Community Question Answering (CQA) in different domains is growing at a large scale because of the availability of several platforms and huge shareable information among users. With the rapid growth of such online platforms, a massive amount of archived data makes it difficult for moderators to retrieve possible duplicates for a new question and identify and confirm existing question pairs as duplicates at the right time. This problem is even more critical in CQAs corresponding to large software systems like askubuntu where moderators need to be experts to comprehend something as a duplicate. Note that the prime challenge in such CQA platforms is that the moderators are themselves experts and are therefore usually extremely busy with their time being extraordinarily expensive. To facilitate the task of the moderators, in this work, we have tackled two significant issues for the askubuntu CQA platform: (1) retrieval of duplicate questions given a new question and (2) duplicate question confirmation time prediction. In the first task, we focus on retrieving duplicate questions from a question pool for a particular newly posted question. In the second task, we solve a regression problem to rank a pair of questions that could potentially take a long time to get confirmed as duplicates. For duplicate question retrieval, we propose a Siamese neural network based approach by exploiting both text and network-based features, which outperforms several state-of-the-art baseline techniques.
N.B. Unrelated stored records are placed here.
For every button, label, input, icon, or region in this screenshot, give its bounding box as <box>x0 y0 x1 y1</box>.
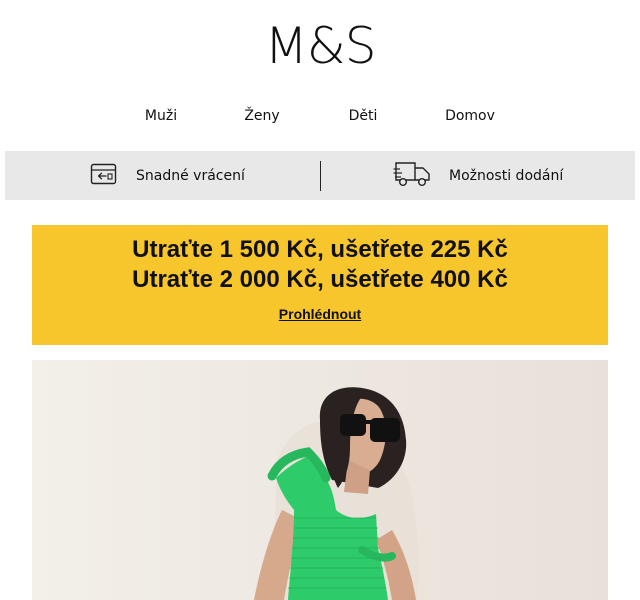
nav-item-women[interactable]: Ženy <box>244 108 279 124</box>
delivery-options-link[interactable]: Možnosti dodání <box>393 151 563 200</box>
easy-returns-label: Snadné vrácení <box>136 167 245 184</box>
hero-image[interactable] <box>32 360 608 600</box>
promo-offer-line-1: Utraťte 1 500 Kč, ušetřete 225 Kč <box>132 236 508 263</box>
promo-offer-line-2: Utraťte 2 000 Kč, ušetřete 400 Kč <box>132 266 508 293</box>
main-nav: Muži Ženy Děti Domov <box>0 106 640 130</box>
nav-item-kids[interactable]: Děti <box>349 108 378 124</box>
service-bar: Snadné vrácení Možnosti dodání <box>5 151 635 200</box>
browse-link[interactable]: Prohlédnout <box>32 306 608 322</box>
brand-logo[interactable]: M&S <box>0 14 640 78</box>
return-package-icon <box>90 162 118 190</box>
nav-item-home[interactable]: Domov <box>445 108 495 124</box>
hero-photo <box>32 360 608 600</box>
delivery-options-label: Možnosti dodání <box>449 167 564 184</box>
delivery-truck-icon <box>393 160 433 192</box>
easy-returns-link[interactable]: Snadné vrácení <box>90 151 245 200</box>
nav-item-men[interactable]: Muži <box>145 108 177 124</box>
promo-banner: Utraťte 1 500 Kč, ušetřete 225 Kč Utraťt… <box>32 225 608 345</box>
service-divider <box>320 161 321 191</box>
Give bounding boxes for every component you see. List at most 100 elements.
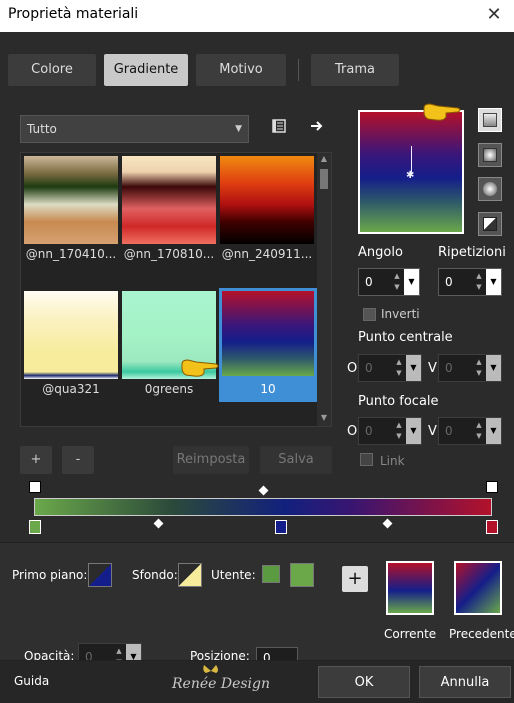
opacity-stop-right[interactable] <box>486 481 498 493</box>
focal-point-label: Punto focale <box>358 394 439 409</box>
gradient-swatch <box>122 156 216 244</box>
materials-panel: Colore Gradiente Motivo Trama Tutto ▼ @n… <box>0 32 514 703</box>
link-checkbox[interactable] <box>360 453 373 466</box>
spin-arrows-icon[interactable]: ▲▼ <box>473 271 485 293</box>
add-gradient-button[interactable]: + <box>20 446 52 474</box>
center-o-spinner[interactable]: 0 ▲ ▼ ▼ <box>358 354 422 382</box>
chevron-down-icon[interactable]: ▼ <box>486 355 501 381</box>
spin-arrows-icon[interactable]: ▲▼ <box>473 357 485 379</box>
focal-v-value: 0 <box>445 424 453 438</box>
current-preview[interactable] <box>386 561 434 615</box>
gallery-item-label: @nn_170410... <box>25 247 117 261</box>
focal-v-label: V <box>428 424 437 439</box>
gradient-swatch <box>24 291 118 379</box>
title-bar: Proprietà materiali ✕ <box>0 0 514 32</box>
chevron-down-icon[interactable]: ▼ <box>406 418 421 444</box>
rectangular-style-icon <box>483 148 497 162</box>
current-label: Corrente <box>384 627 437 641</box>
gallery-item-label: @nn_240911... <box>221 247 313 261</box>
previous-preview[interactable] <box>454 561 502 615</box>
color-midpoint[interactable] <box>153 518 164 529</box>
gallery-item-label: @qua321 <box>42 382 100 396</box>
center-o-label: O <box>347 361 358 376</box>
tab-trama[interactable]: Trama <box>311 54 399 86</box>
spin-arrows-icon[interactable]: ▲▼ <box>393 420 405 442</box>
spin-arrows-icon[interactable]: ▲▼ <box>393 357 405 379</box>
add-stop-button[interactable]: + <box>342 566 368 592</box>
invert-checkbox[interactable] <box>363 308 376 321</box>
arrow-right-icon[interactable] <box>307 118 327 138</box>
chevron-down-icon[interactable]: ▼ <box>486 269 501 295</box>
opacity-stop-left[interactable] <box>29 481 41 493</box>
chevron-down-icon[interactable]: ▼ <box>486 418 501 444</box>
radial-style-button[interactable] <box>478 212 502 236</box>
cancel-button[interactable]: Annulla <box>419 666 511 698</box>
spin-arrows-icon[interactable]: ▲▼ <box>473 420 485 442</box>
category-dropdown[interactable]: Tutto ▼ <box>20 115 249 143</box>
color-midpoint[interactable] <box>382 518 393 529</box>
user-label: Utente: <box>211 568 256 582</box>
user-swatch-small[interactable] <box>262 565 280 583</box>
reset-button[interactable]: Reimposta <box>173 446 249 474</box>
gradient-bar[interactable] <box>34 498 492 516</box>
background-label: Sfondo: <box>132 568 178 582</box>
brand-logo: Renée Design <box>172 665 272 697</box>
color-stop-navy[interactable] <box>275 520 287 534</box>
tab-gradiente[interactable]: Gradiente <box>104 54 188 86</box>
angle-spinner[interactable]: 0 ▲ ▼ ▼ <box>358 268 420 296</box>
remove-gradient-button[interactable]: - <box>62 446 94 474</box>
rectangular-style-button[interactable] <box>478 143 502 167</box>
user-swatch[interactable] <box>290 563 314 587</box>
gallery-item[interactable]: @qua321 <box>24 291 118 402</box>
color-stop-green[interactable] <box>29 520 41 534</box>
focal-o-spinner[interactable]: 0 ▲ ▼ ▼ <box>358 417 422 445</box>
linear-style-icon <box>483 113 497 127</box>
sunburst-style-button[interactable] <box>478 177 502 201</box>
gallery-item[interactable]: @nn_170810... <box>122 156 216 267</box>
gallery-item[interactable]: 0greens <box>122 291 216 402</box>
gradient-swatch <box>220 156 314 244</box>
color-stop-red[interactable] <box>486 520 498 534</box>
gallery-item-label: 10 <box>260 382 276 396</box>
gradient-preview[interactable]: ✱ <box>358 110 464 234</box>
chevron-down-icon[interactable]: ▼ <box>406 355 421 381</box>
tab-motivo[interactable]: Motivo <box>196 54 286 86</box>
focal-o-value: 0 <box>365 424 373 438</box>
foreground-swatch[interactable] <box>88 563 112 587</box>
scroll-up-icon[interactable]: ▲ <box>317 154 331 166</box>
close-icon[interactable]: ✕ <box>484 4 504 26</box>
center-v-value: 0 <box>445 361 453 375</box>
pointing-hand-icon <box>181 359 219 377</box>
spin-arrows-icon[interactable]: ▲▼ <box>391 271 403 293</box>
book-icon[interactable] <box>269 118 289 138</box>
gradient-gallery: @nn_170410... @nn_170810... @nn_240911..… <box>20 152 332 427</box>
window-title: Proprietà materiali <box>8 6 139 22</box>
foreground-label: Primo piano: <box>12 568 88 582</box>
angle-value: 0 <box>365 275 373 289</box>
repeats-spinner[interactable]: 0 ▲ ▼ ▼ <box>438 268 502 296</box>
scroll-down-icon[interactable]: ▼ <box>317 413 331 425</box>
center-v-label: V <box>428 361 437 376</box>
pointing-hand-icon <box>423 103 461 121</box>
focal-v-spinner[interactable]: 0 ▲ ▼ ▼ <box>438 417 502 445</box>
gradient-swatch <box>24 156 118 244</box>
linear-style-button[interactable] <box>478 108 502 132</box>
help-link[interactable]: Guida <box>14 674 49 688</box>
gallery-item-selected[interactable]: 10 <box>219 288 317 402</box>
center-point-label: Punto centrale <box>358 330 453 345</box>
opacity-midpoint[interactable] <box>258 485 269 496</box>
center-v-spinner[interactable]: 0 ▲ ▼ ▼ <box>438 354 502 382</box>
chevron-down-icon[interactable]: ▼ <box>404 269 419 295</box>
gallery-item[interactable]: @nn_240911... <box>220 156 314 267</box>
save-button[interactable]: Salva <box>260 446 332 474</box>
repeats-label: Ripetizioni <box>438 245 506 260</box>
category-value: Tutto <box>27 122 57 136</box>
ok-button[interactable]: OK <box>318 666 410 698</box>
gallery-item[interactable]: @nn_170410... <box>24 156 118 267</box>
dialog-footer: Guida Renée Design OK Annulla <box>0 661 514 703</box>
gallery-scrollbar[interactable]: ▲ ▼ <box>317 153 331 426</box>
tab-separator <box>298 59 299 81</box>
tab-colore[interactable]: Colore <box>8 54 96 86</box>
background-swatch[interactable] <box>178 563 202 587</box>
scrollbar-thumb[interactable] <box>320 169 328 189</box>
Our method outperforms DupPredictor and DUPE by 5% and 7% respectively. For duplicate confirmation time prediction, we have used both the standard machine learning models and neural network along with the text and graph-based features. We obtain Spearman's rank correlation of 0.20 and 0.213 (statistically significant) for text and graph based features respectively.

翻译：不同领域中的社区问答（CQA）正因多平台的可及性及用户间海量可共享信息而大规模增长。随着此类在线平台的快速发展，大量存档数据使得版主难以在恰当时间检索新问题的潜在重复项，并识别及确认现有问题对是否为重复问题。在针对大型软件系统（如askubuntu）的CQA中，此问题尤为关键——此类平台上的版主需具备专业知识才能判断重复问题。值得注意的是，此类CQA平台的主要挑战在于版主自身即为专家，因此通常时间极为紧张且精力成本极其高昂。为辅助版主工作，本研究针对askubuntu CQA平台解决两个关键问题：（1）基于新问题检索重复问题；（2）预测重复问题确认时间。在第一个任务中，我们聚焦于从问题池中检索特定新发布问题的重复问题。在第二个任务中，我们通过回归问题排序可能需长时间才能被确认为重复的问题对。针对重复问题检索，我们提出基于孪生神经网络的方法，融合文本特征与网络特征，其性能优于多种现有基线技术。本方法分别以5%和7%的幅度超越DupPredictor与DUPE模型。针对重复确认时间预测，我们结合标准机器学习模型与神经网络，并综合文本特征与图特征。基于文本特征与图特征的斯皮尔曼秩相关系数分别达到0.20与0.213（统计显著）。